I ham-fistedly dropped my sumo (on carpet fortunately) however it now runs extremely fast.

I have been out of the Watchforum loop for a while - I wonder if you could recommend someone who could repair it for me, bearing in mind it's an import with (I think?) not a very common movement.

I have used Rytetime in the past and will not be using him again.

Thanks in advance,

Rich


----------



## Mark1980 (Dec 30, 2009)

Hi, i've had something similar happen before and sent the watch direct to Seiko, the watch was also an import but they repaired it regardless.

Mark


----------



## oddgitt (Mar 19, 2008)

Thanks for that Mark. Can I ask how much the repair cost?


----------



## Mark1980 (Dec 30, 2009)

I can't remember to be honest, i know it was not bad though.


----------



## part_timer (Nov 26, 2008)

I have done exactly the same thing to mine, about 6 weeks ago, still haven't decided what to do yet. The seconds hands does a complete revoloution in about 50 secs and the watch gains hrs daily! Perhaps I will give Seiko uk a call, keep us posted!


----------



## part_timer (Nov 26, 2008)

part_timer said:


> I have done exactly the same thing to mine, about 6 weeks ago, still haven't decided what to do yet. The seconds hands does a complete revoloution in about 50 secs and the watch gains hrs daily! Perhaps I will give Seiko uk a call, keep us posted!
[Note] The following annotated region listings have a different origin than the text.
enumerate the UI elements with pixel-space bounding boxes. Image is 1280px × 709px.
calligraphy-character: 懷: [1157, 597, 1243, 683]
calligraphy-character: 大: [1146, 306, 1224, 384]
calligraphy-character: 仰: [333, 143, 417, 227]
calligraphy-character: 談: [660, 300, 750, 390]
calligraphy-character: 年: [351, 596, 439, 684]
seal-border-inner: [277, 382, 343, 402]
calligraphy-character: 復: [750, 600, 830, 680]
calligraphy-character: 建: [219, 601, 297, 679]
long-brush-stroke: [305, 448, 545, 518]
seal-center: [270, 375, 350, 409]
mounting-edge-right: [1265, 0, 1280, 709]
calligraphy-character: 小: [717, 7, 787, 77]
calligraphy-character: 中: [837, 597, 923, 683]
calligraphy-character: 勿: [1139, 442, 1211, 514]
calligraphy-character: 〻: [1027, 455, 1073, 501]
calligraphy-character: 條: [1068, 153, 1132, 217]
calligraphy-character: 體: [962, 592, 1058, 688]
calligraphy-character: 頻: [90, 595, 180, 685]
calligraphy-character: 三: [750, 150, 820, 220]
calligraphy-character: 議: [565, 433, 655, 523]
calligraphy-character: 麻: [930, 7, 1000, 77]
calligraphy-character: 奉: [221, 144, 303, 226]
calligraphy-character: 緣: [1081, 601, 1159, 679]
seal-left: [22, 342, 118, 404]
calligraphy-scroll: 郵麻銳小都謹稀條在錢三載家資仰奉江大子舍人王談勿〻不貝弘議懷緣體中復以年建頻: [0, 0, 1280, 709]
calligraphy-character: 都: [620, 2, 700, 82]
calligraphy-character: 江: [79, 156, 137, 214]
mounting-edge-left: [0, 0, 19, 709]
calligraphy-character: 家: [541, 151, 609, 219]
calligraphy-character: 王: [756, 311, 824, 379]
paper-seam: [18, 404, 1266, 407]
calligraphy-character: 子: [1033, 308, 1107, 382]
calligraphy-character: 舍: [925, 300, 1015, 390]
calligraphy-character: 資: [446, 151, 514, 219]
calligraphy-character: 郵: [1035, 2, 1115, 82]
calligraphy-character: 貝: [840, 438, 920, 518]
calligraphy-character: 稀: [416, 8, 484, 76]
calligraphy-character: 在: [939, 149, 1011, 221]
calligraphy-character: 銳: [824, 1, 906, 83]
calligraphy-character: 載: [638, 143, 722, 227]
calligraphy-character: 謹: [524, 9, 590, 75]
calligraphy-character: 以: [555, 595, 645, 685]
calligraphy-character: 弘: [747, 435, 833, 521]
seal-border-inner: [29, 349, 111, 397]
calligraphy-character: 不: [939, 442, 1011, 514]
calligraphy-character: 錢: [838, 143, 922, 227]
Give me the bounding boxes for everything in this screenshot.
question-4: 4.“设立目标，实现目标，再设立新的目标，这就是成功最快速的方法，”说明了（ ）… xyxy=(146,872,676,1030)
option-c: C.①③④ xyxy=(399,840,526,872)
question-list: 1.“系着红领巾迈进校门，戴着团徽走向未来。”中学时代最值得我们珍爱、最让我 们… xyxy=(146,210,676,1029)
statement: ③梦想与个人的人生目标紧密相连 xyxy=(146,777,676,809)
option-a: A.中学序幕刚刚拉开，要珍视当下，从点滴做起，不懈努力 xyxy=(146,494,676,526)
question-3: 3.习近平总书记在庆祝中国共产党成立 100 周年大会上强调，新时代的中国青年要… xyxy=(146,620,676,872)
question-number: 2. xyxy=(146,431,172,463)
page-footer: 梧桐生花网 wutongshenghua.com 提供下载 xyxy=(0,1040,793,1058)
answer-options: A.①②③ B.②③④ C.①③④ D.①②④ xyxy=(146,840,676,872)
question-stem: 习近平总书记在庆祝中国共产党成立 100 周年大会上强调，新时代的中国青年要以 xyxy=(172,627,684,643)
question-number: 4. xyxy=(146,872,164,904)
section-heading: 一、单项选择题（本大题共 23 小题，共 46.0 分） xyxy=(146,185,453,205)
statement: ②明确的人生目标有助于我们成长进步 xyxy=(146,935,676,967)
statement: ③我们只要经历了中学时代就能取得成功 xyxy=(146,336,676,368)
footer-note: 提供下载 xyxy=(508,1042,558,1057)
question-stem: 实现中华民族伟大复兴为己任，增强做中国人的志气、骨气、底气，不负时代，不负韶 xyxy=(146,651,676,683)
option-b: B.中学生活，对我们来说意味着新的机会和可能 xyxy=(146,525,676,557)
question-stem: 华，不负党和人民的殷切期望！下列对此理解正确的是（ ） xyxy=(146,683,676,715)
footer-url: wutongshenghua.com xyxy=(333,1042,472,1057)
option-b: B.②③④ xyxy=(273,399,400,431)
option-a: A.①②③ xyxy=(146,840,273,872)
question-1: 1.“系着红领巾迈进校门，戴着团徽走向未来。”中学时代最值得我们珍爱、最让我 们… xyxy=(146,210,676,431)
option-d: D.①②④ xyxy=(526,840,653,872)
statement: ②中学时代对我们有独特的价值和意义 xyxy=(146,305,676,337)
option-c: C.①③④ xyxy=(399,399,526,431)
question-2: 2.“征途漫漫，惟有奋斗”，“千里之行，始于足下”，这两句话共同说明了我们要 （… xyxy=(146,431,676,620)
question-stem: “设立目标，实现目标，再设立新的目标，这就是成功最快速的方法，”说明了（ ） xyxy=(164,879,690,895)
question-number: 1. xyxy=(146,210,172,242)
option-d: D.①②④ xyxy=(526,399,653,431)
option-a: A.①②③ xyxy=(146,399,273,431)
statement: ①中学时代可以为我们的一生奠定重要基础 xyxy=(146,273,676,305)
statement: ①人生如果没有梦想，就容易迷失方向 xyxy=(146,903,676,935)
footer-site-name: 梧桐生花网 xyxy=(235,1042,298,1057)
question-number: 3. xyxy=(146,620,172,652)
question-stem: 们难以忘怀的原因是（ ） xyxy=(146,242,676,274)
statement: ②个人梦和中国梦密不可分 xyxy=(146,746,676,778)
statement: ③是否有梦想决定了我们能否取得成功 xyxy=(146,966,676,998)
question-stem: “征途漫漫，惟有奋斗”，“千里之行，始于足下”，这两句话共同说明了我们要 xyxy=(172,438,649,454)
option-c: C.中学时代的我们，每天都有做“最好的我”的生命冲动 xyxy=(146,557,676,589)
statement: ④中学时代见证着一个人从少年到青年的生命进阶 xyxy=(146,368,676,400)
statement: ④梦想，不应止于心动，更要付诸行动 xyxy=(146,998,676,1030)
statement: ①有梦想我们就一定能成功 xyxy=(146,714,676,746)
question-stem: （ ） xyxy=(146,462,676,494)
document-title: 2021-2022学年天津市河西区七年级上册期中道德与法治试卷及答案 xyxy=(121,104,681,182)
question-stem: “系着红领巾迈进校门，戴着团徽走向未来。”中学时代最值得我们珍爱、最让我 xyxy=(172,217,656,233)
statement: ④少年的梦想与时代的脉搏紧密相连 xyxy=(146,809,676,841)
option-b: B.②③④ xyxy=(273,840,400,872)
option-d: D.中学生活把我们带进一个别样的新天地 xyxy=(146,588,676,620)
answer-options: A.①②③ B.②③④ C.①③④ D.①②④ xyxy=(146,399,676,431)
*Update on mine. I bought a cheapie de-magnetizer from ebay 2 weeks ago, only today did I get round to getting an adapter plug for it! Anyway I tried it out on the watch. The Sumo seconds hand was doing a rev in 52 secs before, after a couple of 'passes' on the aforementioned item, the seconds hand juddered to a stop, I wound it a little again and lo! It was back to 60 again! I hacked it with my trusty O&W M4 and 7 hrs later the Sumo is still keeping with it. Now, I can't see how mine got magnetised, all I can remember is that it got dropped to the floor. Aren't Sumo's supposed to be anti-magnetic anyway?

I don't know if this is luck or not but maybe it's worth a try before you send it off anywhere? Just an idea.


----------



## tixntox (Jul 17, 2009)

Perhaps the hairspring had just got caught up and the demagnetiser straightened it out. I've done this a couple of times with fast runners. Sometimes it works and sometimes it don't!

Mike


----------



## part_timer (Nov 26, 2008)

tixntox said:


> Perhaps the hairspring had just got caught up and the demagnetiser straightened it out. I've done this a couple of times with fast runners. Sometimes it works and sometimes it don't!
> 
> Mike


24hrs later it's still keeping good time, problem solved so it seems.


----------



## HappyLad (Oct 28, 2009)

My understanding is that a fast running watch is an indication of friction in the mechanism. Its a bit counter intuitive, you'd think that friction would make the watch run slow... As well as dirt and damage, magnetism can cause friction by making parts attract each other - how you magnetised the watch from dropping it on the carpet though.... thats a bit of a mystery.


----------



## oddgitt (Mar 19, 2008)

Thanks for the responses guys - although the magnet trick sounds interesting I will trust it to safer hands than mine and give it to Seiko. Hopefully it won't cost the earth!

Thanks,

Rich


----------